Hazzard declined to disclose specifics about what options the company is considering, but gave one hint: “Our ready-to-wear collection is high end and eveningwear-driven. We may evolve ready-to-wear as a separate collection, [moving toward a] lifestyle approach.”
In the Swim
Tommy Hilfiger is taking his Tommy Jeans brand to some new places: the beach and the gym. An expanded Tommy Jeans collection for spring 2000 features dozens of styles of swimwear and a junior take on activewear.
“This is our first season of athletic,” said Ginny Hilfiger Mahl, senior vice president of design, showing off cropped pants in mesh with side stripes and jog-bra-style tops. “We just wanted to offer a young athletic look that was hip.”
Meanwhile, swimwear styles take the Tommy Jeans brand in a more feminine, sexy direction, with lots of lingerie-like details. Still, the company expects teenagers to take the swim and active looks to the street.
“It’s stuff that mixes so well with denim,” Hilfiger Mahl said.
And then there were 10. Lucky Brand Dungarees just opened a 2,300-square-foot store in the Fashion Island shopping complex in Newport Beach, Calif. There are also Lucky stores in Santa Barbara, Los Angeles, Santa Monica, Mission Viejo and San Diego, all in California, as well as Tempe, Ariz., Aventura and South Miami, Fla., and New York.

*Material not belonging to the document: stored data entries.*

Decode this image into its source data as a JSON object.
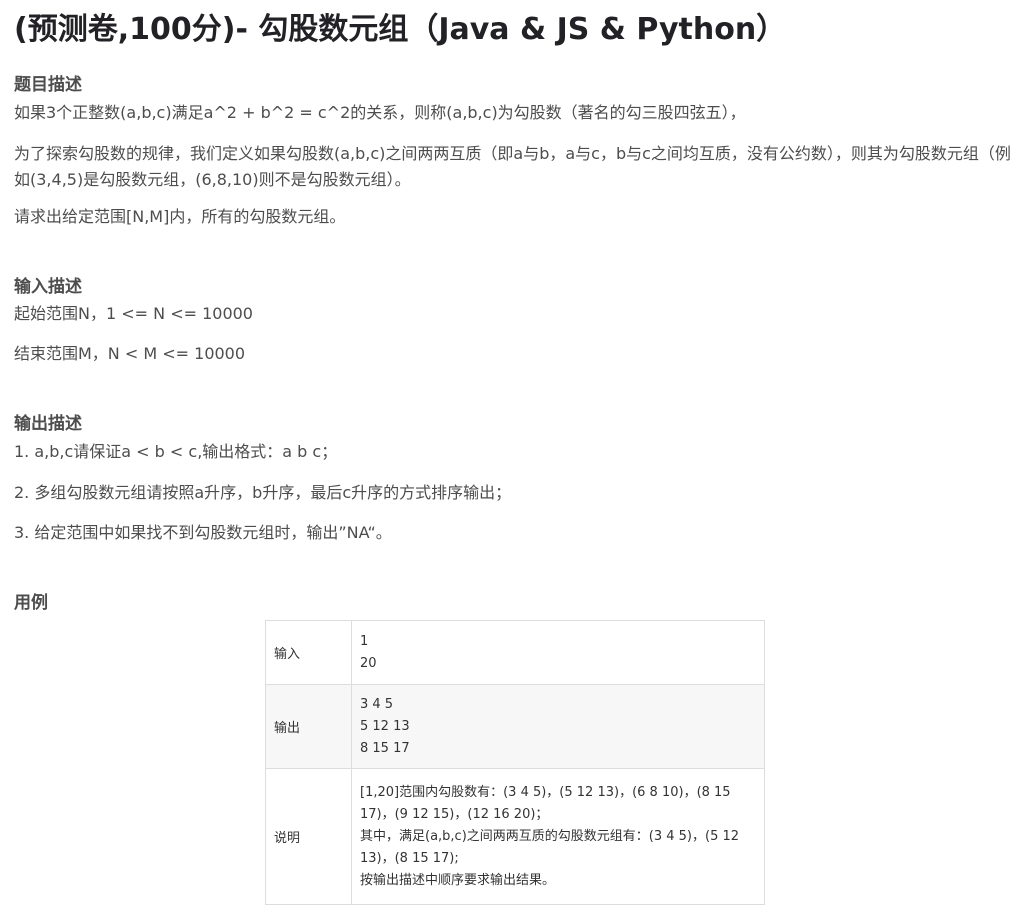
{
  "title": "(预测卷,100分)- 勾股数元组（Java & JS & Python）",
  "sections": {
    "description": {
      "heading": "题目描述",
      "paragraphs": [
        "如果3个正整数(a,b,c)满足a^2 + b^2 = c^2的关系，则称(a,b,c)为勾股数（著名的勾三股四弦五），",
        "为了探索勾股数的规律，我们定义如果勾股数(a,b,c)之间两两互质（即a与b，a与c，b与c之间均互质，没有公约数），则其为勾股数元组（例如(3,4,5)是勾股数元组，(6,8,10)则不是勾股数元组）。",
        "请求出给定范围[N,M]内，所有的勾股数元组。"
      ]
    },
    "input": {
      "heading": "输入描述",
      "paragraphs": [
        "起始范围N，1 <= N <= 10000",
        "结束范围M，N < M <= 10000"
      ]
    },
    "output": {
      "heading": "输出描述",
      "paragraphs": [
        "1. a,b,c请保证a < b < c,输出格式：a b c；",
        "2. 多组勾股数元组请按照a升序，b升序，最后c升序的方式排序输出；",
        "3. 给定范围中如果找不到勾股数元组时，输出”NA“。"
      ]
    },
    "example": {
      "heading": "用例",
      "rows": [
        {
          "label": "输入",
          "lines": [
            "1",
            "20"
          ]
        },
        {
          "label": "输出",
          "lines": [
            "3 4 5",
            "5 12 13",
            "8 15 17"
          ]
        },
        {
          "label": "说明",
          "lines": [
            "[1,20]范围内勾股数有：(3 4 5)，(5 12 13)，(6 8 10)，(8 15",
            "17)，(9 12 15)，(12 16 20)；",
            "其中，满足(a,b,c)之间两两互质的勾股数元组有：(3 4 5)，(5 12",
            "13)，(8 15 17);",
            "按输出描述中顺序要求输出结果。"
          ]
        }
      ]
    }
  }
}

The Newport Beach location features a “Main Street USA” exterior and the signature ceiling-to-floor jeans wall.
Khaki in Color
Smith’s American has colorful views on khakis. “Our slogan is ‘Khakis don’t have to be khaki,”‘ said Larry Zarsky, president of Smith’s, which is featuring tinted khakis as part of its spring 2000 line.
“You ever washed some clothes and you put something in there you’re not supposed to? It has that look,” Zarsky explained. “We took regular khaki twill and tinted it — overdyed it pink, lilac, mint, gray or a butterscotch color and then enzyme-washed it. It has a real muted color and I’m getting a phenomenal response.”

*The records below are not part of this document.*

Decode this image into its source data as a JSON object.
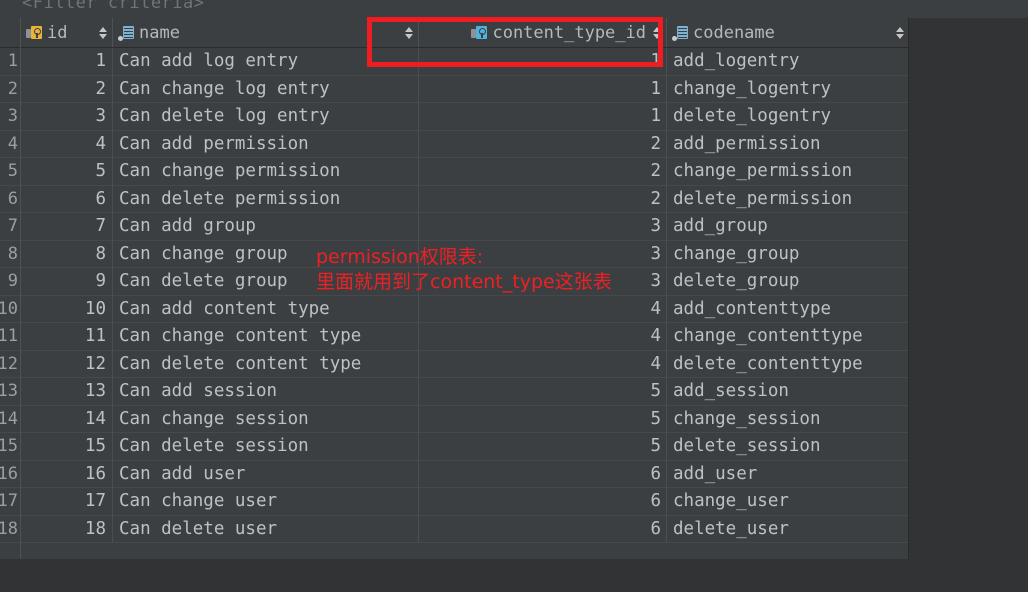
{
  "filter": {
    "placeholder_text": "<Filter criteria>"
  },
  "table": {
    "columns": [
      {
        "key": "id",
        "label": "id",
        "icon": "primary-key-column-icon",
        "sortable": true,
        "align": "right"
      },
      {
        "key": "name",
        "label": "name",
        "icon": "column-icon",
        "sortable": true,
        "align": "left"
      },
      {
        "key": "content_type_id",
        "label": "content_type_id",
        "icon": "foreign-key-column-icon",
        "sortable": true,
        "align": "right"
      },
      {
        "key": "codename",
        "label": "codename",
        "icon": "column-icon",
        "sortable": true,
        "align": "left"
      }
    ],
    "rows": [
      {
        "n": "1",
        "id": "1",
        "name": "Can add log entry",
        "content_type_id": "1",
        "codename": "add_logentry"
      },
      {
        "n": "2",
        "id": "2",
        "name": "Can change log entry",
        "content_type_id": "1",
        "codename": "change_logentry"
      },
      {
        "n": "3",
        "id": "3",
        "name": "Can delete log entry",
        "content_type_id": "1",
        "codename": "delete_logentry"
      },
      {
        "n": "4",
        "id": "4",
        "name": "Can add permission",
        "content_type_id": "2",
        "codename": "add_permission"
      },
      {
        "n": "5",
        "id": "5",
        "name": "Can change permission",
        "content_type_id": "2",
        "codename": "change_permission"
      },
      {
        "n": "6",
        "id": "6",
        "name": "Can delete permission",
        "content_type_id": "2",
        "codename": "delete_permission"
      },
      {
        "n": "7",
        "id": "7",
        "name": "Can add group",
        "content_type_id": "3",
        "codename": "add_group"
      },
      {
        "n": "8",
        "id": "8",
        "name": "Can change group",
        "content_type_id": "3",
        "codename": "change_group"
      },
      {
        "n": "9",
        "id": "9",
        "name": "Can delete group",
        "content_type_id": "3",
        "codename": "delete_group"
      },
      {
        "n": "10",
        "id": "10",
        "name": "Can add content type",
        "content_type_id": "4",
        "codename": "add_contenttype"
      },
      {
        "n": "11",
        "id": "11",
        "name": "Can change content type",
        "content_type_id": "4",
        "codename": "change_contenttype"
      },
      {
        "n": "12",
        "id": "12",
        "name": "Can delete content type",
        "content_type_id": "4",
        "codename": "delete_contenttype"
      },
      {
        "n": "13",
        "id": "13",
        "name": "Can add session",
        "content_type_id": "5",
        "codename": "add_session"
      },
      {
        "n": "14",
        "id": "14",
        "name": "Can change session",
        "content_type_id": "5",
        "codename": "change_session"
      },
      {
        "n": "15",
        "id": "15",
        "name": "Can delete session",
        "content_type_id": "5",
        "codename": "delete_session"
      },
      {
        "n": "16",
        "id": "16",
        "name": "Can add user",
        "content_type_id": "6",
        "codename": "add_user"
      },
      {
        "n": "17",
        "id": "17",
        "name": "Can change user",
        "content_type_id": "6",
        "codename": "change_user"
      },
      {
        "n": "18",
        "id": "18",
        "name": "Can delete user",
        "content_type_id": "6",
        "codename": "delete_user"
      }
    ]
  },
  "annotations": {
    "highlight_column": "content_type_id",
    "line1": "permission权限表:",
    "line2": "里面就用到了content_type这张表",
    "color": "#ee2024"
  }
}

True to its workwear roots, Smith’s offers its “Kolor Khakis” in a men’s-inspired chino and carpenter pants. But there are also cropped pants, shorts, long skirts and a cropped jacket. Top-booking colors are aqua, lilac, pink, slate blue, yellow and gray, Zarsky said.
In other news, Smith’s has a new partnership with Fessler Knitting of Orwigsburg, Pa., to produce garment-dyed knit tops with a variety of graphics. Fessler, a vertical knit manufacturer, makes knit tops for many specialty retailers and branded firms.

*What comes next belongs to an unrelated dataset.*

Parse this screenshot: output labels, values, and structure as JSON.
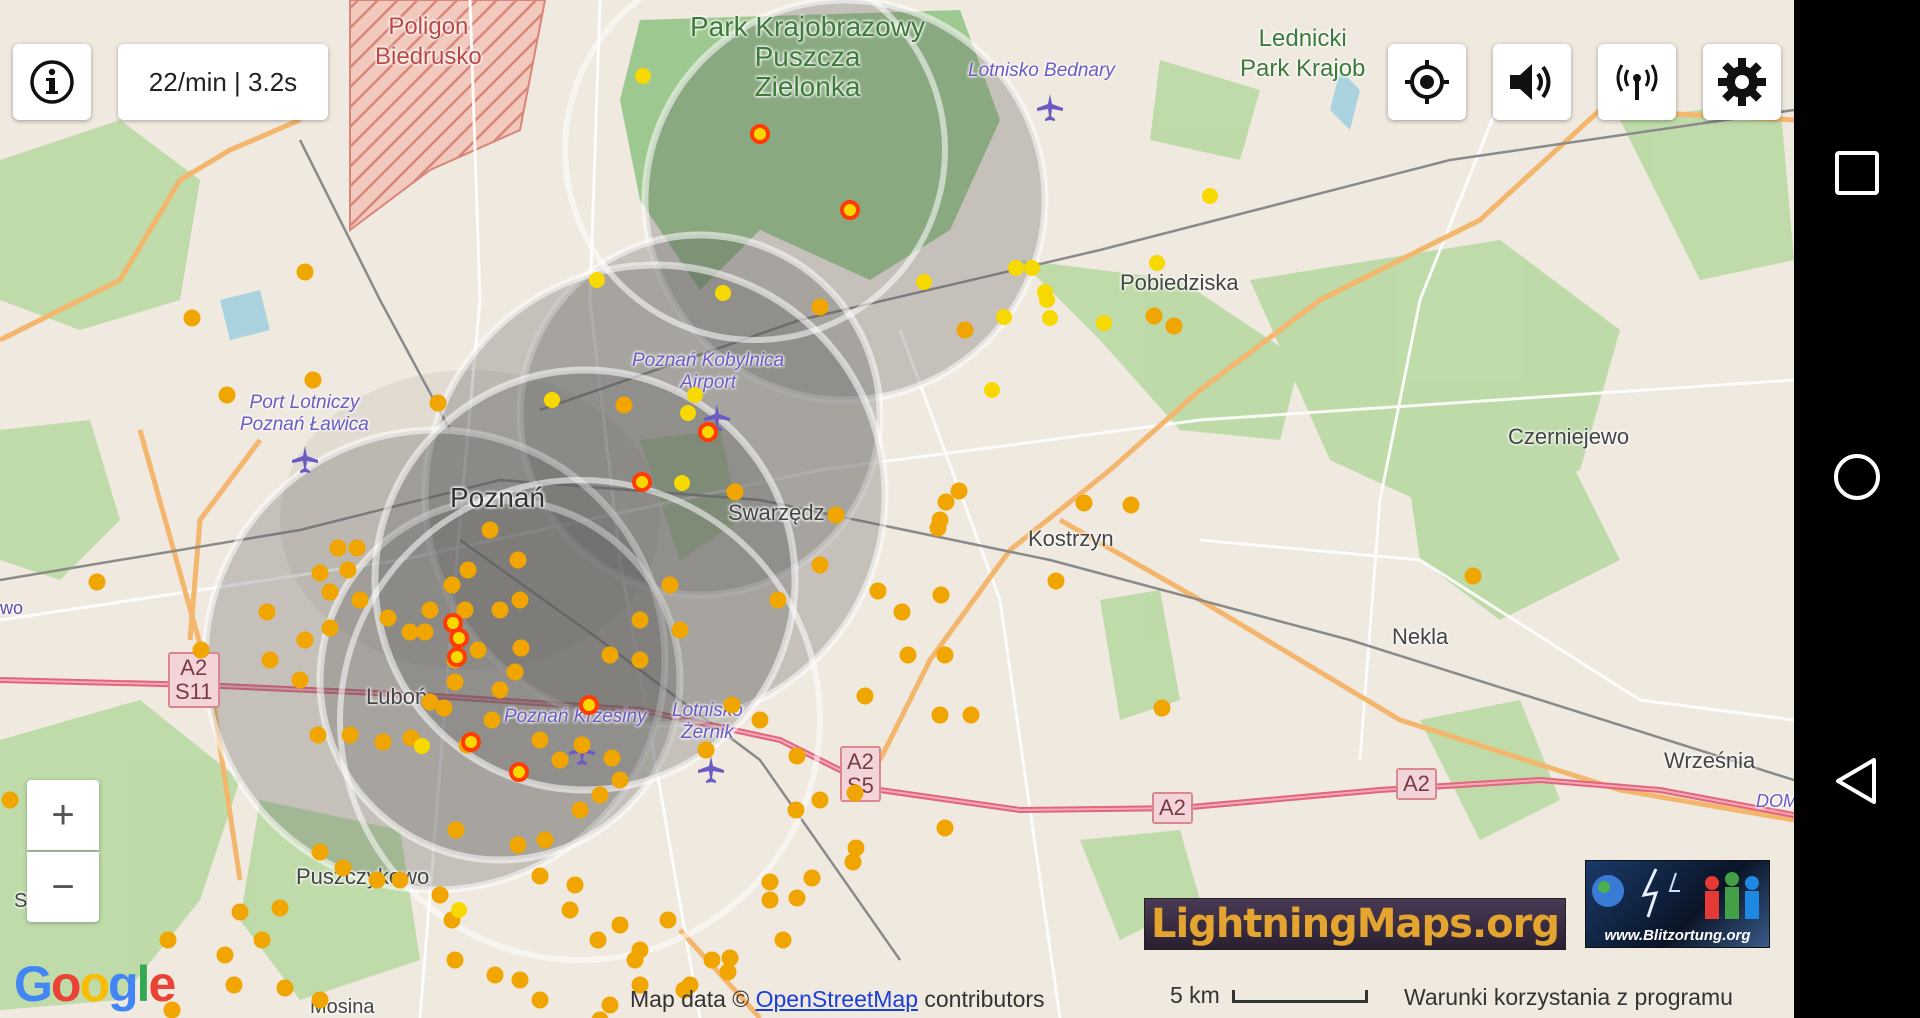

Contemporary sportswear designer Stephanie Villarreal has devoted more than 30 percent of her debut spring 2000 collection to what she calls “techno indigo denim,” a lustrous cotton and rayon blend. She cuts the fabric, in plain and pinstriped versions, into suits, cropped pants, shorts, sundresses and skirts, some with hook-and-eye closures.
“The way this denim looks, it can be worn so easily from day to night, which is not what you usually find,” she said. “I think denim is such a necessity in someone’s wardrobe.”
Villarreal, 23, designs under the Iza label. Her sister Allison, 25, is in charge of merchandising and marketing at the New York-based company.